After another application and wiping of homemade cleaner and Easy-Off to each spot, neither left any further oily residue. It’s not really a shock that the Easy-Off did a better job on oil than our homemade cleaner given that it is a universal degreaser.
I suppose it’s not really appropriate to pit an all-purpose cleaner against a homemade one in a battle to eliminate oil. Unfortunately, that was all we had available around the house.
Nevertheless, I think the homemade cleaner did pretty well and that is likely because I included some liquid dish soap in the recipe.
Cleaning up a Dirty Mess
My second test is similar to our first test, except that I used tomato sauce instead of oil. I allowed the two messes to become primarily dry and semi-dry.
After applying the homemade cleaner to one spot and Easy-Off to the other spot, I wiped each spot with a separate microfiber towel.
In this trial, I found that both spots needed two more applications of cleaner and three wipings. After the third application, I found that neither product had outperformed the other, so I’m calling this one a tie.
Eliminating Soap Scum (Homemade Cleaner vs. Fantastik Total Bathroom)
I compared my homemade cleaner to Total Bathroom for the last test.
I removed the chrome pan behind our shower handle for this test, which had heavy soap scum staining. I applied a generous amount of homemade cleaner to one towel and an equally generous amount of Fantastik to another towel.
Then I cleaned half of the chrome pan with the homemade cleaner and half with Fantastik.
Here I found that both cleaners removed a substantial amount of the scum on their respective side of the chrome pan, but neither was able to get rid of all the soap scum, even after multiple applications and vigorous scrubbing.

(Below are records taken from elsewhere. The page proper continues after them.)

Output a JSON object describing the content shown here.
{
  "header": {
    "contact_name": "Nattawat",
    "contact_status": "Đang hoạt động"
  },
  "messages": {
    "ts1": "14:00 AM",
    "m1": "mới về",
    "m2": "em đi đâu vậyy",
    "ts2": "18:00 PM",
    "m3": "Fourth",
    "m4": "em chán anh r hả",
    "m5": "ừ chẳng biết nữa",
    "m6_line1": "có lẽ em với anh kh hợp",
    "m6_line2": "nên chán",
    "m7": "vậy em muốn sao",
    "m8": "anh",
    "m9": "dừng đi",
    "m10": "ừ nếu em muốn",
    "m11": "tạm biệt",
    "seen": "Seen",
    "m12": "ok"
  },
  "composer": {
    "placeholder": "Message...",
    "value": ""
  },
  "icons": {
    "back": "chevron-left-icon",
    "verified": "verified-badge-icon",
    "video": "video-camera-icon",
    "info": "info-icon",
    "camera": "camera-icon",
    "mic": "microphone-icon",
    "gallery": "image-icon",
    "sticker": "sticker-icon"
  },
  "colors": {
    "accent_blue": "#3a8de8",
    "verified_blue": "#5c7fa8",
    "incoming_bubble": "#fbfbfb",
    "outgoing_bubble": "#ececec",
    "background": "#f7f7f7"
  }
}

Since both cleaner’s removed an approximately equal amount of soap scum, I had to call this battle a draw as well. I have to say that this result surprised me, given that store-bought bathroom cleaner that is supposed to “Remove Soap Scum Easily!” and was “specifically formulated to attach soap scum”.
After three tests comparing our homemade all-purpose cleaner to store-bought ones, I was surprised at how well it competed up against the store-bought cleaners.
It was a draw in two out of three cleaning tests
Given that my homemade cleaner probably cost us less then half the store-bough price, is non-toxic and did a good job, we’ll definitely continue using it.